A man’s midlife crisis includes strange periods when he inhabits the lives of other people.
This is the first English translation of a novel by Chilean writer Missana, who has written seven books in Spanish. The narrator is Tomás Ugarte, the creative director of a Santiago advertising agency, who seeks to restart his life as a tabula rasa ahead of his 40th birthday. He quits his job, proceeds with the final stages of divorcing his wife, and moves into a new apartment. But the normal details occupying his days fade in significance when he has a spell during which he crosses over into another life, experienced through the eyes and other senses of an old homeless woman in a specific Santiago neighborhood. There’s no doubt in Tomás’ mind that “the transformation had truly occurred.” When he returns to being just himself, he searches for the woman and tries to steer her away from something he believes lies in her future. Tomás undergoes more of these “transentient” experiences, including a harrowing climb on a storm-lashed mountain and a screenwriter’s visit to the set of his movie. Each transposition becomes a detailed narrative, and together they offer links or clues in the book’s episodic puzzle of a plot.
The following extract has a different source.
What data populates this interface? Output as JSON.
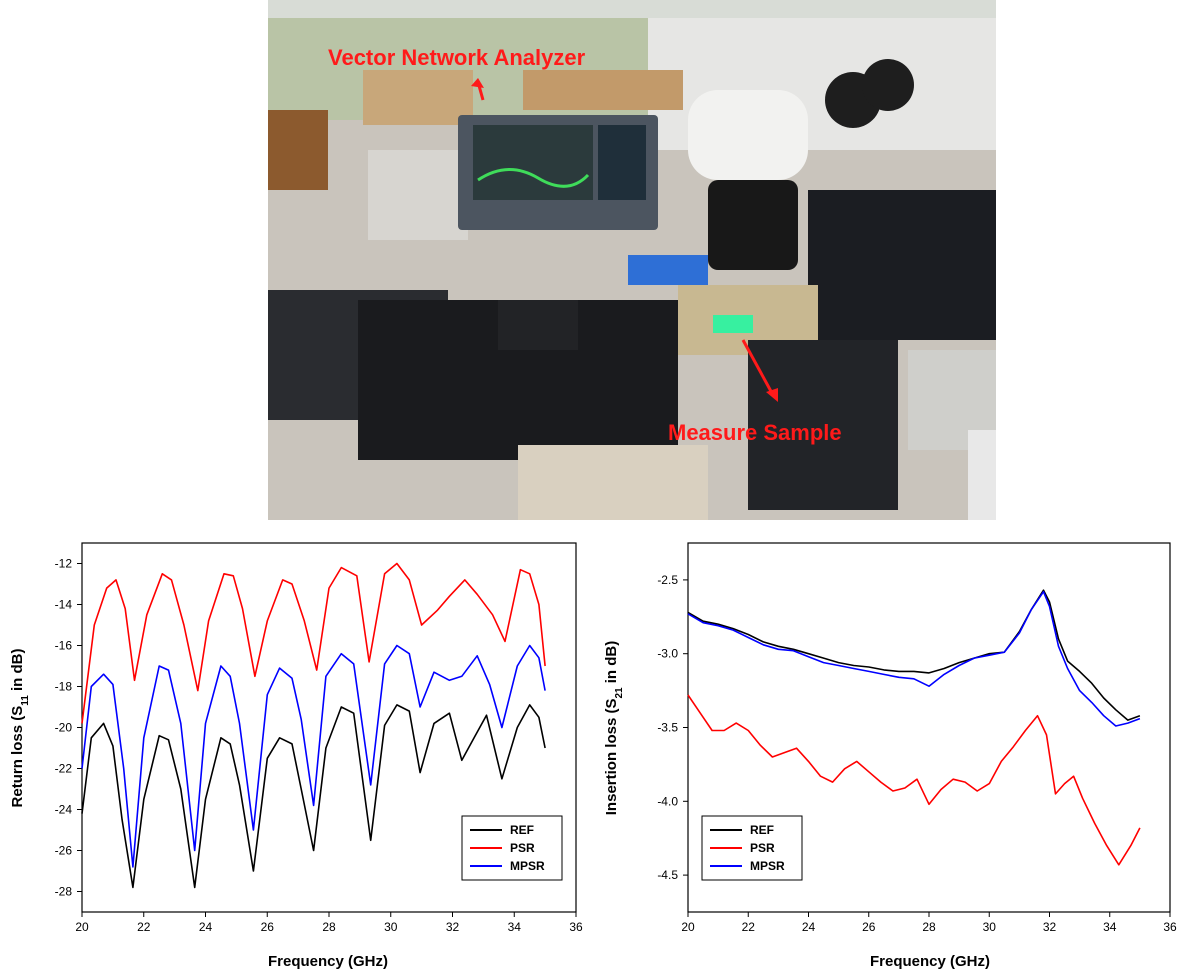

The climber is a nephew of the homeless woman; Tomás’ ex-wife is also working on the movie. The alter egos provide Tomás with an eerie version of the human attachments he sought to avoid and give the author a protagonist with a highly fluid nature. Missana, abetted by a fine translation from Powell, raises questions about identity, friendship, intimacy, and empathy while building a psychological mystery on the shifting border between realism and fantasy, “a thin membrane that threatened to tear apart at any moment.”
Simenon meets García Márquez in this sly, strange, entertaining work.